Reed: I cannot afford for the Atlanta school system [to lose accreditation]. It was making significant progress – even if you take into account the CRCT cheating scandal. I do not condone cheating. The prosecution and investigation should go wherever it leads, and everyone who is guilty should receive their fair punishment.
That said, that’s not the reason the system was placed on probation. It was because of a governance challenge centered around board members taking control of the board with a simple majority. There is no deliberative body that allows leadership to change over a simple majority day in and day out. That contributes to the kind of instability that takes us back to the days of the 1990s, when the school system had four superintendants in 10 years and the performance was just very poor. What world-class executive will come into an environment where the chairperson of the board on any day can change by a 5-4 vote?
GT: How and when did you decide to get involved?
Reed: Prior to the Jan. 18 probation, I went to the board and laid it out in a respectful and courteous fashion as the person [during my time in the legislature] who coauthored the legislation they were violating. They ignored it. They ignored the opinion of the Attorney General that said what you are doing is inappropriate. So as soon as they took [the] action, they were placed on probation.
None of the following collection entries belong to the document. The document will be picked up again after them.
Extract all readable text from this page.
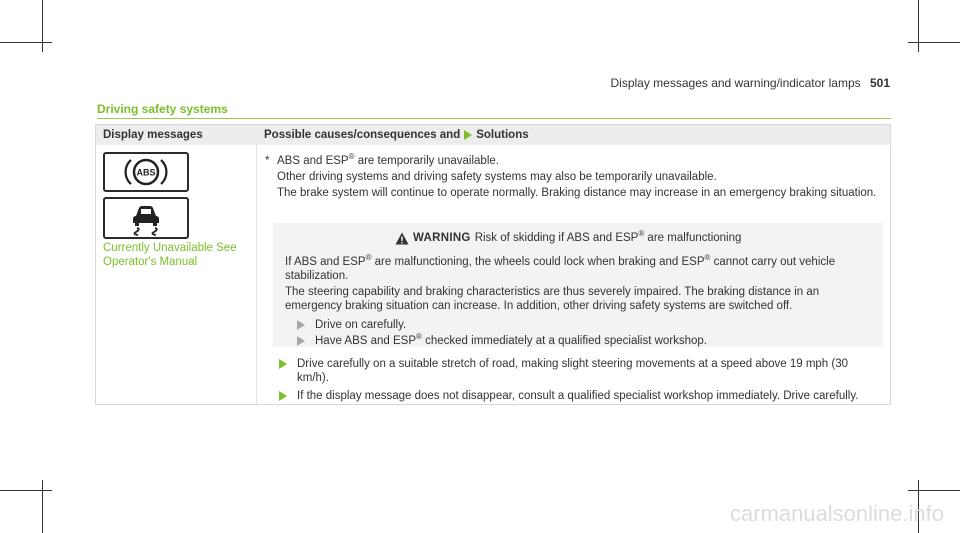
Display messages and warning/indicator lamps 501
Driving safety systems
Display messages	Possible causes/consequences and Solutions
ABS
Currently Unavailable See Operator's Manual
* ABS and ESP® are temporarily unavailable.
Other driving systems and driving safety systems may also be temporarily unavailable.
The brake system will continue to operate normally. Braking distance may increase in an emergency braking situation.
WARNING Risk of skidding if ABS and ESP® are malfunctioning
If ABS and ESP® are malfunctioning, the wheels could lock when braking and ESP® cannot carry out vehicle stabilization.
The steering capability and braking characteristics are thus severely impaired. The braking distance in an emergency braking situation can increase. In addition, other driving safety systems are switched off.
Drive on carefully.
Have ABS and ESP® checked immediately at a qualified specialist workshop.
Drive carefully on a suitable stretch of road, making slight steering movements at a speed above 19 mph (30 km/h).
If the display message does not disappear, consult a qualified specialist workshop immediately. Drive carefully.
carmanualsonline.info
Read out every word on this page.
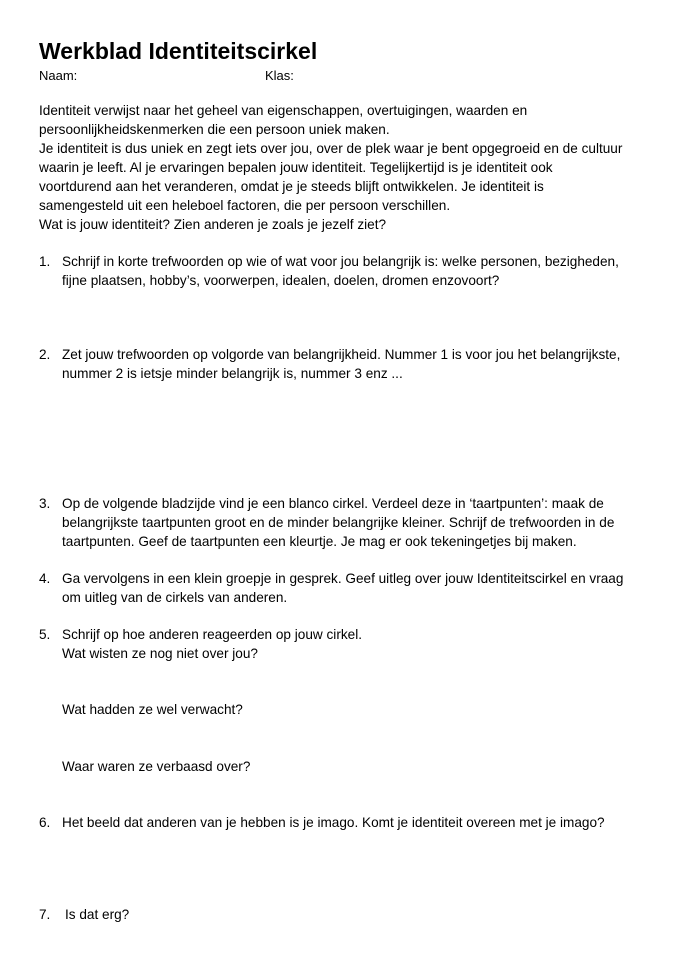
Werkblad Identiteitscirkel
Naam:	Klas:

Identiteit verwijst naar het geheel van eigenschappen, overtuigingen, waarden en

persoonlijkheidskenmerken die een persoon uniek maken.

Je identiteit is dus uniek en zegt iets over jou, over de plek waar je bent opgegroeid en de cultuur

waarin je leeft. Al je ervaringen bepalen jouw identiteit. Tegelijkertijd is je identiteit ook

voortdurend aan het veranderen, omdat je je steeds blijft ontwikkelen. Je identiteit is

samengesteld uit een heleboel factoren, die per persoon verschillen.

Wat is jouw identiteit? Zien anderen je zoals je jezelf ziet?

1. Schrijf in korte trefwoorden op wie of wat voor jou belangrijk is: welke personen, bezigheden,

fijne plaatsen, hobby’s, voorwerpen, idealen, doelen, dromen enzovoort?

2. Zet jouw trefwoorden op volgorde van belangrijkheid. Nummer 1 is voor jou het belangrijkste,

nummer 2 is ietsje minder belangrijk is, nummer 3 enz ...

3. Op de volgende bladzijde vind je een blanco cirkel. Verdeel deze in ‘taartpunten’: maak de

belangrijkste taartpunten groot en de minder belangrijke kleiner. Schrijf de trefwoorden in de

taartpunten. Geef de taartpunten een kleurtje. Je mag er ook tekeningetjes bij maken.

4. Ga vervolgens in een klein groepje in gesprek. Geef uitleg over jouw Identiteitscirkel en vraag

om uitleg van de cirkels van anderen.

5. Schrijf op hoe anderen reageerden op jouw cirkel.

Wat wisten ze nog niet over jou?

Wat hadden ze wel verwacht?
Waar waren ze verbaasd over?
6. Het beeld dat anderen van je hebben is je imago. Komt je identiteit overeen met je imago?

7. Is dat erg?
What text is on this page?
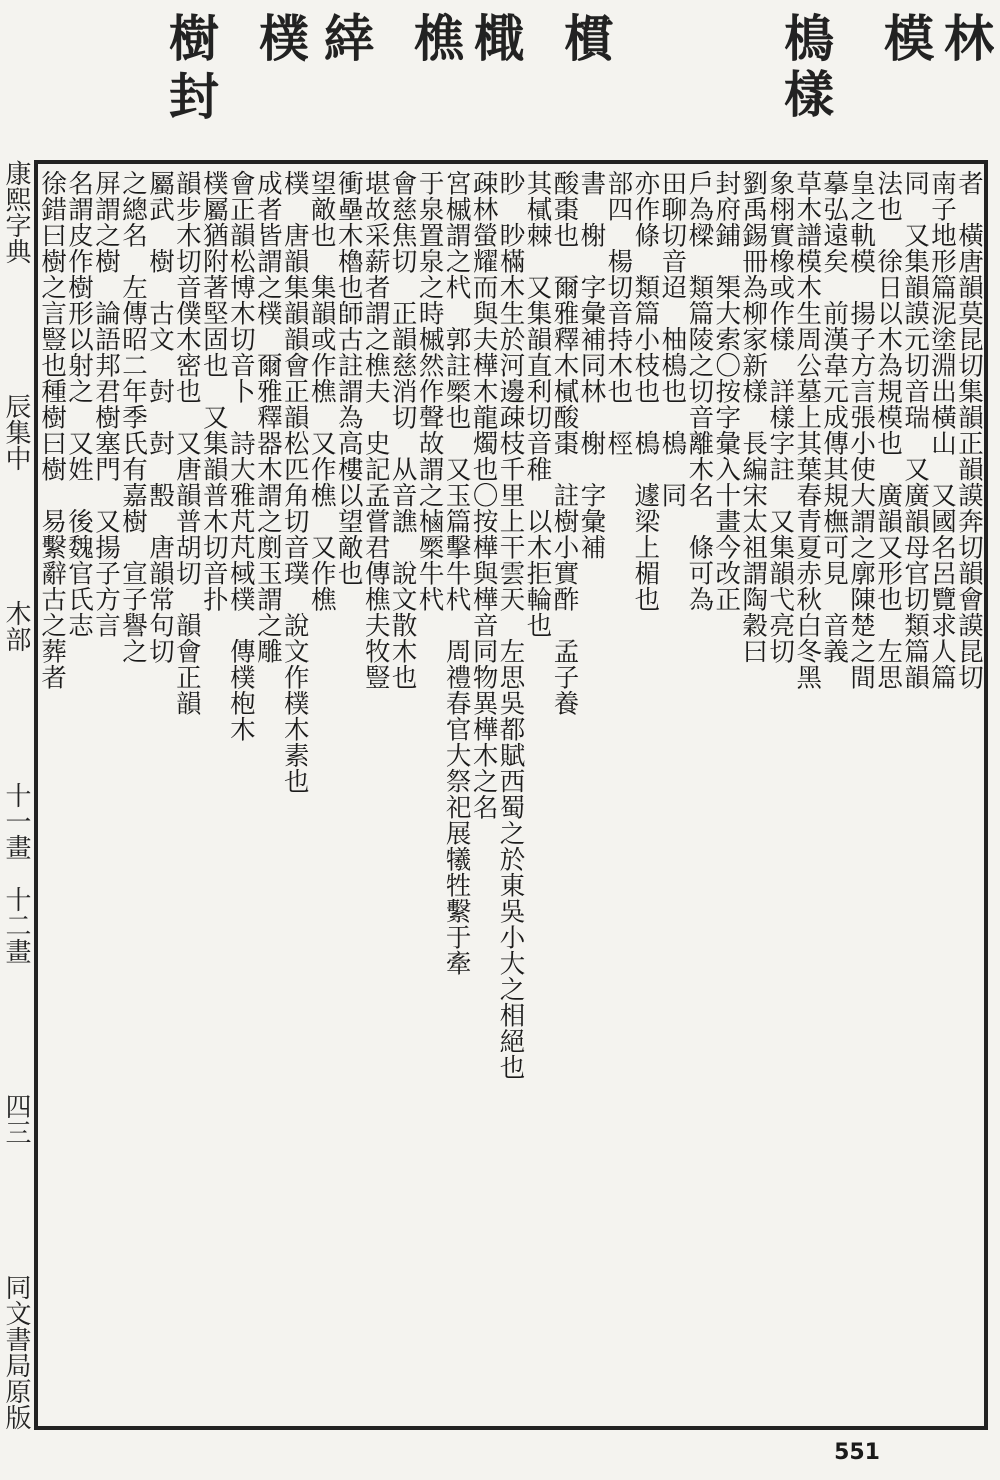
林
模
樣
樢
樌
檝
樵
緈
樸
封
樹
康熙字典
辰集中
木部
十一畫　十二畫
四三
同文書局原版
者　橫唐韻莫昆切集韻正韻謨奔切韻會謨昆切
南子地形篇泥塗淵出橫山　又國名呂覽求人篇
同　又集韻謨元切音瑞　又廣韻母官切類篇韻
法也　徐日以木為規模也　廣韻又形也　左思
皇之軌模　揚子方言張小使大謂之廓陳楚之間
摹弘遠矣　前漢韋元成傳其規橅可見　音義
草木譜模木生周公墓上其葉春青夏赤秋白冬黑
象栩實橡或作樣　詳樣字註　又集韻弋亮切
劉禹錫冊為柳家新樣　長編宋太祖謂陶穀曰
封府鋪　榘大索〇按字彙入十畫今改正
戶為樑　類篇陵之切音離木名　條可為
田聊切音迢　柚樢也　樢　同
亦作條　類篇小枝也　樢　遽梁上楣也
部四　楊切音持木也　桱
書　榭　字彙補同林　榭　字彙補
酸棗也　爾雅釋木樲酸棗　註樹小實酢　孟子養
其樲棘　又集韻直利切音稚　以木拒輪也
眇　眇樠木生於河邊疎枝千里上干雲天　左思吳都賦西蜀之於東吳小大之相絕也
疎林螢耀而與夫樺木龍燭也〇按樺與樺音同物異樺木之名
宮槭謂之杙　郭註橜也　又玉篇擊牛杙　周禮春官大祭祀展犧牲繫于牽
于泉置泉之時槭然作聲故謂之樐橜牛杙
會慈焦切　正韻慈消切　从音譙　說文散木也
堪故采薪者謂之樵夫　史記孟嘗君傳樵夫牧豎
衝壘木櫓也師古註謂為高樓以望敵也
望敵也　集韻或作樵　又作樵　又作樵
樸　唐韻集韻韻會正韻松匹角切音璞　說文作樸木素也
成者皆謂之樸　爾雅釋器木謂之剫玉謂之雕
會正韻松博木切音卜　詩大雅芃芃棫樸　傳樸枹木
樸屬猶附著堅固也　又集韻普木切音扑
韻步木切音僕木密也　又唐韻普胡切　韻會正韻
屬武　樹　古文　尌　尌　毄　唐韻常句切
之總名　左傳昭二年季氏有嘉樹　宣子譽之
屏謂之樹　論語邦君樹塞門　又揚子方言
名謂皮作樹形以射之　又姓　後魏官氏志
徐錯曰樹之言豎也種樹曰樹　易繫辭古之葬者
551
GT: But you don’t have any authority over the school board?
Reed: Most people outside of Atlanta have no idea that I do not have control over the school system. So when I’m closing a transaction around the relocation of a North American headquarters for a significant company that would be transformational from a branding standpoint for this town, I’m spending half of my time talking about something I have no control over, because [the CEO] wants to know where the children of the 400 people he’s trying to bring here are going to be educated. The way the situation is being talked about is on the verge of making this a national embarrassment. Now once something about Atlanta becomes a national embarrassment, it becomes a part of my portfolio, because none of these people are calling the school board. I am not going to be the one who sat on my hands because I want to be polite and then act shocked when the accreditation is lost and when it takes a year to two years to get it back. And for three years every time the governor of this state gets on a plane to go and encourage a business to come here, every time I get on a plane to encourage business to come here, we’re going to spend half our time talking about something neither of us has direct purview over. I’m not going to take that.
GT: You believe the situation is that serious?
Reed: I believe they [Atlanta school board] are on a path to losing their accreditation. When Clayton County lost its accreditation it damaged us and it crippled Clayton County. That is why I made the statements I’ve made. The record is going to be crystal clear who was where.
GT: Has being mayor of Atlanta been what you expected?
Reed: It’s been much more. I could not be happier. I love it. It’s a job that requires a great deal. You have to grow into it rather than shrinking from it.